When Jesus was a refugee
from Herod's cruel tyranny,
an exile in a foreign place,
a child in need of saving grace,
we wonder who it was God led
to shelter him and give him bread.
We wonder too, had we been there,
would we have been as quick to share?
Now risen, Christ still makes his home
with everyone who walks alone,
and, with the people on the street,
still waits in line for bread to eat.
The time is now. We must decide.
Will we pass by the other side,
or will we follow Love's command
and reach out with a helping hand?
When Jesus was a Refugee Author: Mary Nelson Keithahn (2002)
Tune: NEIGHBORS (Horman)
Just before Christmas I saw the news about the deaths of 44 migrants who drowned attempting to cross the Mediterranean Sea. Their boat capsized in a strom the only survivor was an 11-year-old girl from Sierra Leone who was aboard with brother and cousin. This disaster barely received coverage because we've become numbed to the barrage of informations about, migrants, displaced persons, asylum-seekers refugees -- whatever term we decide to use to describe those who are so desperate for a new life that they'll do anything to achieve it. Some are fleeing persecution, others escaping famine and war.
Yesterday I saw a New York Times headline, Something Extraordinary Is Happening All Over the World, so I had to click for more. It was an essay by Lydia Polgreen, part of a series called The Great Migration, exploring how people are moving around the world today. The piece begins:
We are living in an age of mass migration.
Millions of people from the poor world are trying to cross seas, forests, valleys and rivers, in search of safety, work and some kind of better future. About 281 million people now live outside the country in which they were born, a new peak of 3.6 percent of the global population according to the International Organization for Migration, and the number of people forced to leave their country because of conflict and disaster is at about 50 million — an all-time high. In the past decade alone, the number of refugees has tripled and the number of asylum seekers has more than quadrupled. Taken together, it is an extraordinary tide of human movement.
The surge of people trying to reach Europe, the United States, Britain, Canada and Australia has set off a broad panic, reshaping the political landscape. All across the rich world, citizens have concluded — with no small prompting by right-wing populists — that there is too much immigration. Migration has become the critical fault line of politics. Donald Trump owes his triumphant return to the White House in no small part to persuading Americans, whose country was built on migration, that migrants are now the prime source of its ills.

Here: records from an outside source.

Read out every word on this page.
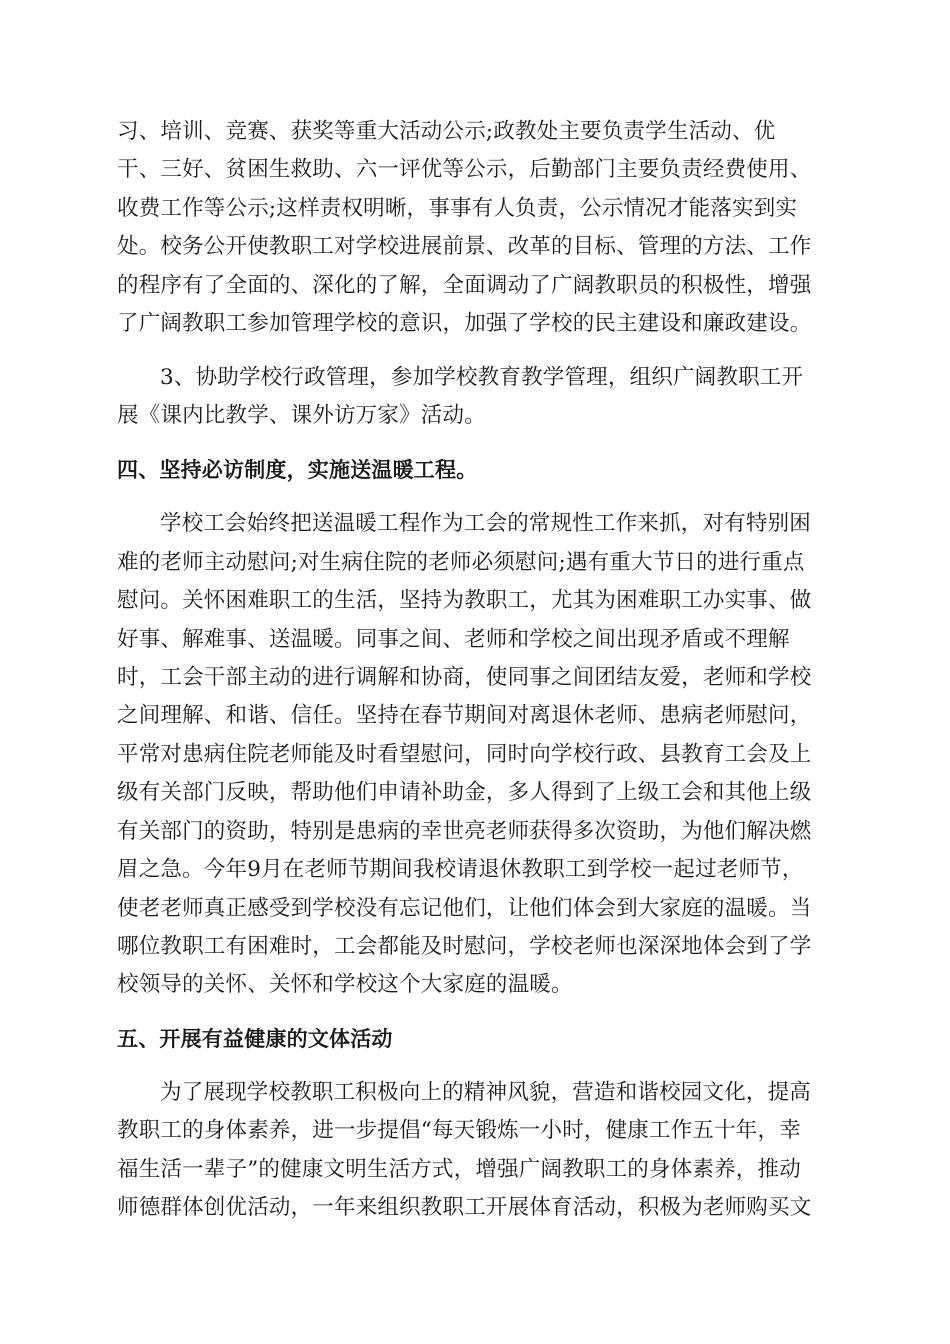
习、培训、竞赛、获奖等重大活动公示;政教处主要负责学生活动、优
干、三好、贫困生救助、六一评优等公示，后勤部门主要负责经费使用、
收费工作等公示;这样责权明晰，事事有人负责，公示情况才能落实到实
处。校务公开使教职工对学校进展前景、改革的目标、管理的方法、工作
的程序有了全面的、深化的了解，全面调动了广阔教职员的积极性，增强
了广阔教职工参加管理学校的意识，加强了学校的民主建设和廉政建设。
3、协助学校行政管理，参加学校教育教学管理，组织广阔教职工开
展《课内比教学、课外访万家》活动。
四、坚持必访制度，实施送温暖工程。
学校工会始终把送温暖工程作为工会的常规性工作来抓，对有特别困
难的老师主动慰问;对生病住院的老师必须慰问;遇有重大节日的进行重点
慰问。关怀困难职工的生活，坚持为教职工，尤其为困难职工办实事、做
好事、解难事、送温暖。同事之间、老师和学校之间出现矛盾或不理解
时，工会干部主动的进行调解和协商，使同事之间团结友爱，老师和学校
之间理解、和谐、信任。坚持在春节期间对离退休老师、患病老师慰问，
平常对患病住院老师能及时看望慰问，同时向学校行政、县教育工会及上
级有关部门反映，帮助他们申请补助金，多人得到了上级工会和其他上级
有关部门的资助，特别是患病的幸世亮老师获得多次资助，为他们解决燃
眉之急。今年9月在老师节期间我校请退休教职工到学校一起过老师节，
使老老师真正感受到学校没有忘记他们，让他们体会到大家庭的温暖。当
哪位教职工有困难时，工会都能及时慰问，学校老师也深深地体会到了学
校领导的关怀、关怀和学校这个大家庭的温暖。
五、开展有益健康的文体活动
为了展现学校教职工积极向上的精神风貌，营造和谐校园文化，提高
教职工的身体素养，进一步提倡“每天锻炼一小时，健康工作五十年，幸
福生活一辈子”的健康文明生活方式，增强广阔教职工的身体素养，推动
师德群体创优活动，一年来组织教职工开展体育活动，积极为老师购买文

Because I tend to dive down rabbit holes a search revealed that this huge number of displaced people is roughly the equivalent of the fourth largest country in the world, Indonesia.This is staggering, yet the response of the global community is to threaten possible asylum seekers, lower immigration quotas, seal borders.
This year, 2025, marks the tenth anniversary of the first wave of Syrian refugees to Canada and some of us were very involved in sponsorships. In our case it was an initiative of our congregation and other communities of faith. We all felt that this was a moral responsibility, and those of us who were Christians felt it was a Gospel imperative.We might shake our heads at the American debacle after an election based on fear and hatred of outsiders brought a cold-hearted tyrant to power again. Yet there is a growing anti-immigrant sentiment in Canada as well and I am saddened.

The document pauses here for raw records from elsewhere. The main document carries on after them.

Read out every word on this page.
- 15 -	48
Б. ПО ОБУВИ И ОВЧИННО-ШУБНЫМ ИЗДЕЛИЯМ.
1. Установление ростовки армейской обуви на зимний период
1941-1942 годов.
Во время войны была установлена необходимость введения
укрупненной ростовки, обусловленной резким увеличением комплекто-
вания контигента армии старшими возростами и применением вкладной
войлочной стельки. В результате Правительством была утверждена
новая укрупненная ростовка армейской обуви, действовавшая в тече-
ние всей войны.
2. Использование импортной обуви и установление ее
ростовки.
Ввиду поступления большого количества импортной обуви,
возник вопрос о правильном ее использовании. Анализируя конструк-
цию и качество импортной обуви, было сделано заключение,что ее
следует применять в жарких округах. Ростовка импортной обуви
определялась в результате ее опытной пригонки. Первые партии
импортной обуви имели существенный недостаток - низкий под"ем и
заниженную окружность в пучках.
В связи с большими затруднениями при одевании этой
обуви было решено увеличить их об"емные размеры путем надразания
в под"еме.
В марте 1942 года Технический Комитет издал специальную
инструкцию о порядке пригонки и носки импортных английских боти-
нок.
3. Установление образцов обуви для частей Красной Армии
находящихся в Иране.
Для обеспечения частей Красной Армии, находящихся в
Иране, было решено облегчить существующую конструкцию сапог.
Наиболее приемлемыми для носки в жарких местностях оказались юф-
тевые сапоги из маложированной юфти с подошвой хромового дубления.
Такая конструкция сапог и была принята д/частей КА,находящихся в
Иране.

The other day we stopped in for lunch at the small restaurant of a Syrian family who arrived in 2016. They weren't part of our sponsored group of 23 but we would invite them to events at Bridge St Church. Nasr greeted us warmly and we chatted about his sister in Syria during this time of national uncertainty. Two of his kids are in college now, and they own a home and a broadening business. Canada is better for their presence here.
Let's pray that our hearts not be hardened to those who desire a new life, and not just those who come from relative stability in their countries of origin. Let's remember that the young Jesus was a refugee as part of a Holy Family on the move.